These Two REITs Can Be Safer Than Bonds When Rates Are Rising

I’m getting a lot of questions about real estate right now and, specifically, about whether REITs are as “bad” as many investors think when rates are rising.

Nope.

In fact, the right REITs can be better, safer and potential far more lucrative as interest rates increase.

Including the two I’d like to share with you today.

Many investors believe that rising rates are bad for real estate and, by implication, for Real Estate Investment Trusts or “REITs” for short. So they’re starving themselves of badly needed income by lightening up their allocations or abandoning them entirely.

That’s a huge mistake – if you understand how to pick the right REITs.

Contrary to what a lot of investors believe, REITs have historically done well when the cost of money is increasing. Between 1994 and 2017, for example, there were nine time periods when interest rates rose by more than 1% (or 100 basis points in trader speak) as measured by the 10-Year U.S. Treasury note.

Six out of nine of those times, REITs provided positive returns despite the fact that those rate changes were roughly four times larger than the measly 0.25% hike Yellen just made and the three additional hikes she says she’s going to make in 2017.

What most people miss is deceptively simple.

Namely that there’s a big difference between a sharp rate spike in the mold of Chairman Paul Volker’s 1970s “torpedo” and the slowest interest rate normalization in history that’s now Yellen’s legacy until, apparently, the end of time.
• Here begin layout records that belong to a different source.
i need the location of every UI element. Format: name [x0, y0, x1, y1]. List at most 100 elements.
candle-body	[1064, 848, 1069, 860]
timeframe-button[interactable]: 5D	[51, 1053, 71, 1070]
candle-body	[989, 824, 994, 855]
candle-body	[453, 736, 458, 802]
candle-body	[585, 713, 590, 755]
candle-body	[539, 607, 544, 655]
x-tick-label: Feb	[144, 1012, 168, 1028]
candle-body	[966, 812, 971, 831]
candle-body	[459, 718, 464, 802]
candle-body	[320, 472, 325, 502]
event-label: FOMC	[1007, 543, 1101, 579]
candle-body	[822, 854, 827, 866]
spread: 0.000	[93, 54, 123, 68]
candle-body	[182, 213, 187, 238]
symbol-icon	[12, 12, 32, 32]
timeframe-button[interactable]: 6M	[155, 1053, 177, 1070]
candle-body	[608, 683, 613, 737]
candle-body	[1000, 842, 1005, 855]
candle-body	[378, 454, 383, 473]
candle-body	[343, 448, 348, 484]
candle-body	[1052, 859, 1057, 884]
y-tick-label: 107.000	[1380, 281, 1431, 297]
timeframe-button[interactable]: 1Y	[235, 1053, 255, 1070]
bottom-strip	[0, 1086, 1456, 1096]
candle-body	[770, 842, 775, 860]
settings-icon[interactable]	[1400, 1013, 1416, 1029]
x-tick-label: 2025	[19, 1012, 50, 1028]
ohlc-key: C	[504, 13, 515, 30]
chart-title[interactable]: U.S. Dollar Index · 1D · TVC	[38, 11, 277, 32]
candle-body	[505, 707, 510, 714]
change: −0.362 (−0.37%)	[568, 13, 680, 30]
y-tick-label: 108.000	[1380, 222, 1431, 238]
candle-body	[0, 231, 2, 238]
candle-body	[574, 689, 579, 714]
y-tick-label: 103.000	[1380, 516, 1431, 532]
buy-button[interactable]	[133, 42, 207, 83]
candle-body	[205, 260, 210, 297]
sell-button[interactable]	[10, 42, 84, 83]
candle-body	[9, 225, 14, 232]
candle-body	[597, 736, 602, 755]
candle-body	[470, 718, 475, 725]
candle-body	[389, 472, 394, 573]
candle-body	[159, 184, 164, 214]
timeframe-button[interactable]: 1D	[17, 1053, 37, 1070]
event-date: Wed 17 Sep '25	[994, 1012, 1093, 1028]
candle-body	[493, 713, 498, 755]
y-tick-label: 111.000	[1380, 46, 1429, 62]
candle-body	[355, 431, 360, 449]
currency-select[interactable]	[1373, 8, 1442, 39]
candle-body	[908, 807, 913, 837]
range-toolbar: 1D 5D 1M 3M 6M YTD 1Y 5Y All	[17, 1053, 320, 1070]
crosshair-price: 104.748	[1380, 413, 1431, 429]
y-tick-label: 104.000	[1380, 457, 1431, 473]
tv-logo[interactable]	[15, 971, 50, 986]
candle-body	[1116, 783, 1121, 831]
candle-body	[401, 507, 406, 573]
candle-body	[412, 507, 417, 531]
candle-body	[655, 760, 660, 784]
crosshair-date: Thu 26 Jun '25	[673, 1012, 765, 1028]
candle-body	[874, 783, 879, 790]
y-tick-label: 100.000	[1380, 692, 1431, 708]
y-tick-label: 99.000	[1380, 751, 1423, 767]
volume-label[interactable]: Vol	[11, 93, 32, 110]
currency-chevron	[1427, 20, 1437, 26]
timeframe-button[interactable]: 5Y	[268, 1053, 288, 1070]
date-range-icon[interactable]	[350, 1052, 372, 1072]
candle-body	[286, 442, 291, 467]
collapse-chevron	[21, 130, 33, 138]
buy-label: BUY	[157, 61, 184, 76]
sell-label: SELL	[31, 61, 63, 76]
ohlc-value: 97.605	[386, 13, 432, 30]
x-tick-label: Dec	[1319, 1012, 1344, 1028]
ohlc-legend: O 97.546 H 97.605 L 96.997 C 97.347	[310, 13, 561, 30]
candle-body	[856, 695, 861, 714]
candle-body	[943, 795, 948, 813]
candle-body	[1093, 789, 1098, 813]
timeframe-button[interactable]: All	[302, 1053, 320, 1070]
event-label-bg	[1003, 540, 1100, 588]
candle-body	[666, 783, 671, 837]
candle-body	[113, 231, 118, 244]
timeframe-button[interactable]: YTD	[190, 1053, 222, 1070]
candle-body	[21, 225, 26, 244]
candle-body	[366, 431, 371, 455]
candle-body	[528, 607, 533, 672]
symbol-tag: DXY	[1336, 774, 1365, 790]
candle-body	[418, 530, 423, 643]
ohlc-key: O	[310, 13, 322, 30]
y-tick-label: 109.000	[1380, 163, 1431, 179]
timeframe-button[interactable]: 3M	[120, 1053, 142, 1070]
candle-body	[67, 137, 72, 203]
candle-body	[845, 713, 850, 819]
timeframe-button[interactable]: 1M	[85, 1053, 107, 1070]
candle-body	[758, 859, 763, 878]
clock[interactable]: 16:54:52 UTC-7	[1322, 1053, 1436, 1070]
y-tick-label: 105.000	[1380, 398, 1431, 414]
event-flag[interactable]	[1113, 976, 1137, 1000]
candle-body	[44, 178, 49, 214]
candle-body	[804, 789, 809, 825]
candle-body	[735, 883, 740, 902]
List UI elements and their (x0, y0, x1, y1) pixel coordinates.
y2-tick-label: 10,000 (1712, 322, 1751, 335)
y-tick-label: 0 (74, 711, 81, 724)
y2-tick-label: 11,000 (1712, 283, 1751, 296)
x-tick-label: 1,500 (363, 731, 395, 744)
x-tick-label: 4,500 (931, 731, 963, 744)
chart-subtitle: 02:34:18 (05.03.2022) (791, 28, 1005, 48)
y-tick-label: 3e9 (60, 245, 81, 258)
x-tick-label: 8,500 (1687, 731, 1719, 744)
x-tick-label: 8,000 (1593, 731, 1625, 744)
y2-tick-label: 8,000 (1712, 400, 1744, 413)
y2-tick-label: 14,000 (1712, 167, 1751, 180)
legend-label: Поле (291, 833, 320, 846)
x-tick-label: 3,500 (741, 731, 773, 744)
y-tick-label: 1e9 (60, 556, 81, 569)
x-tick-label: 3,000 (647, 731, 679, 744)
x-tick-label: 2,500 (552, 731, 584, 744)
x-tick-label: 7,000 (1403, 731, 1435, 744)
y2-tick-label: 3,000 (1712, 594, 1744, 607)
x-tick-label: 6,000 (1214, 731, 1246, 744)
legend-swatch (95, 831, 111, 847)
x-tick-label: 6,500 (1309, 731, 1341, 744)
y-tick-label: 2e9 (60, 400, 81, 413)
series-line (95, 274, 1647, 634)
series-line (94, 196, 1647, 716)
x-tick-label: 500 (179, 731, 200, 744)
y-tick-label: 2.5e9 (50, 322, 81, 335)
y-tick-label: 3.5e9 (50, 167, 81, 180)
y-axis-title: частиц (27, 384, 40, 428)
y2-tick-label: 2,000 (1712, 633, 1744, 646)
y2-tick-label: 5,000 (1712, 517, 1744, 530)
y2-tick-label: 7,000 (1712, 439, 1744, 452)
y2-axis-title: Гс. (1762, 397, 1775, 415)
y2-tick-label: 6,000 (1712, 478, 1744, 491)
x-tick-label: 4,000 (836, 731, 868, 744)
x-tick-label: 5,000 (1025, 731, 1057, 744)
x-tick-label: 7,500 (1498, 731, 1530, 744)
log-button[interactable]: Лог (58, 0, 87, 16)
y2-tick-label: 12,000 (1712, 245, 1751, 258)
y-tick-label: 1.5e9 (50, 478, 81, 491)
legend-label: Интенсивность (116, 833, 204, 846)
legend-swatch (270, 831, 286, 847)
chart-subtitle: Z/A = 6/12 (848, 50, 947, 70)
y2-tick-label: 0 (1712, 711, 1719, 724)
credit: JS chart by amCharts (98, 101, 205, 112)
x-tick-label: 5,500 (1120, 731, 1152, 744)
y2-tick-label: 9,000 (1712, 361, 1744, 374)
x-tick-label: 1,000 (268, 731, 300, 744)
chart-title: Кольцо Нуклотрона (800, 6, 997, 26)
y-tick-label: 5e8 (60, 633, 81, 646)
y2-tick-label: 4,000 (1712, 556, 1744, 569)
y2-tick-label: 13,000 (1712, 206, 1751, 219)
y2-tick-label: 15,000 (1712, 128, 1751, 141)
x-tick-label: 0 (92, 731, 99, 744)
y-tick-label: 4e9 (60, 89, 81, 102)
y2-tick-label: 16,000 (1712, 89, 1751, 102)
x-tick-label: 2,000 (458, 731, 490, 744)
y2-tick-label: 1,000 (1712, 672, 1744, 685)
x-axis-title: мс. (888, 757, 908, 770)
The former is a mechanism designed to shut down inflation and rein in speculation, while the latter is intended to maintain all the things policy makers believe free money makes possible – an improving labor market, consumer spending, and overall demand.

To paraphrase legendary executive and former presidential candidate H. Ross Perot, “lemme show ya a chart.”

Many investors worry that “it’ll be different this time” – usually more as it relates to traditional dividends and income than real estate – but either way, it really doesn’t matter much.